Galveston, Texas has a 50 year old town event called Splash Day. While it truly was once upon a time a straightbeach party, over the past three decades it has grown into a big rollicking gay southern extravaganza on par with Decadence in New Orleans or Gay Day at Disney.
When President Bush was visiting Galveston he asked the crowd “Do you still have Splash Day?” and got a laugh. “You have to be a baby boomer to know what I’m talking about.”
It’s hardly surprising that a man who hasn’t partied in Galveston in many years wouldn’t know that this has become a gay beach party, but his next comment was priceless: “I’m not saying whether I came or not on Splash Day.

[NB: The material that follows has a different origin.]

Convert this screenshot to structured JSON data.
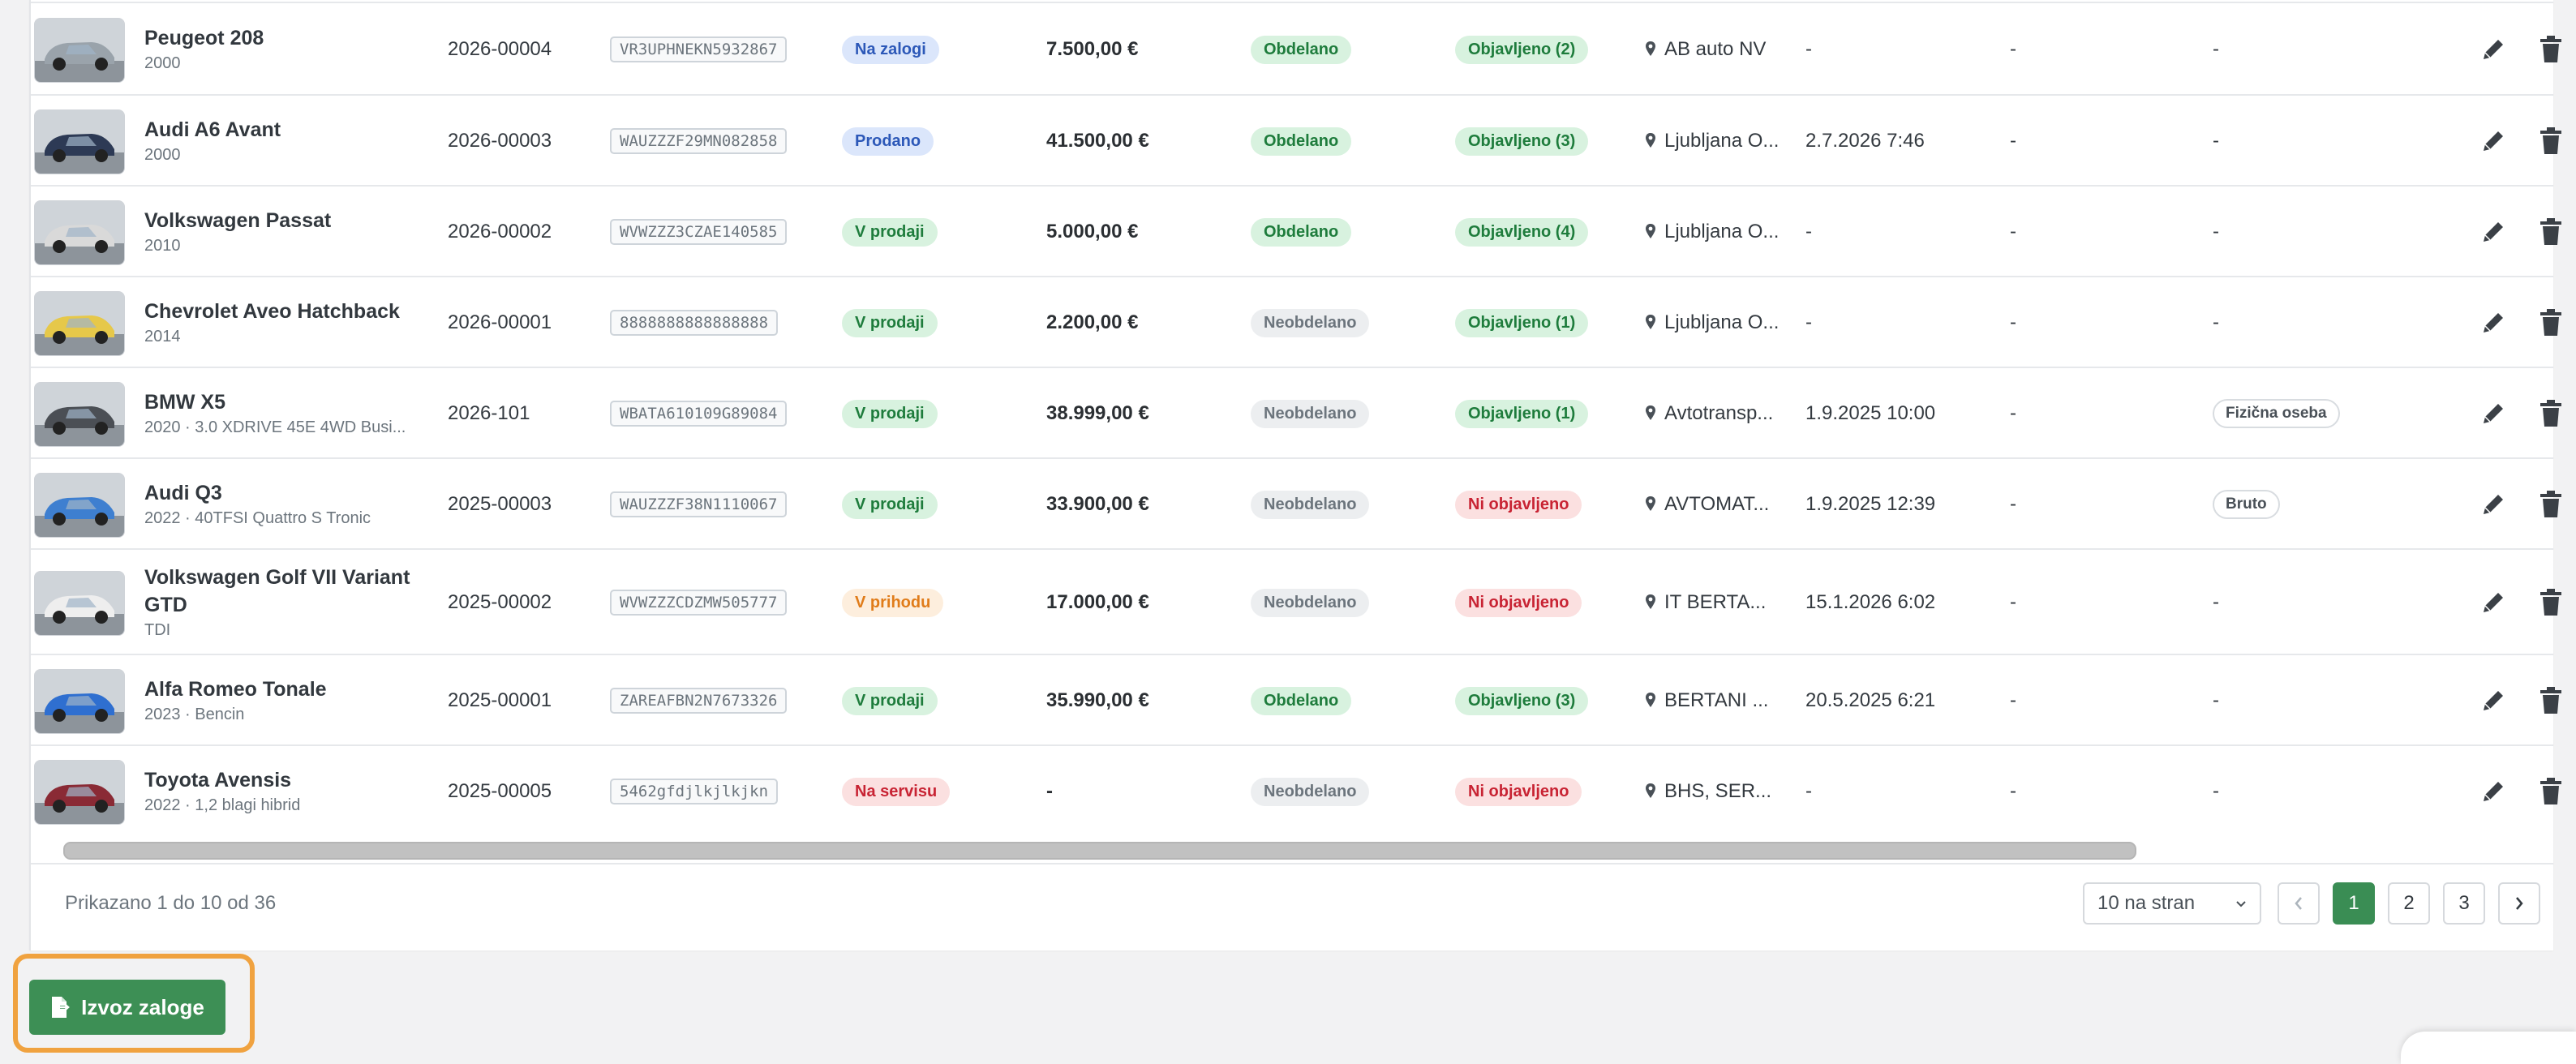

I’m just saying, ‘Do you have Splash Day?’”
I’m mildly surprised that the State of Texas doesn’t sell hunting licenses for Splash Day. When is Gay Day for Disneyworld? Maybe I can take the Shibblets on that day and use it to explain alternative lifestyles.
Every single time I hear that man speaking off the cuff I simply cringe at the thought of what might come out next. I don’t dislike him, I think he’s actually well-intentioned, but Jeez he’s like a little can of nitro on the paint shaker of eloquence.
Assuming he doesn’t know that Splash Day has, er, changed its focus over the years, what the heck does his coy little remark mean? “I’m not saying whether I came on Splash Day. I’m just saying, ‘Do you have Splash Day?’” Who would care?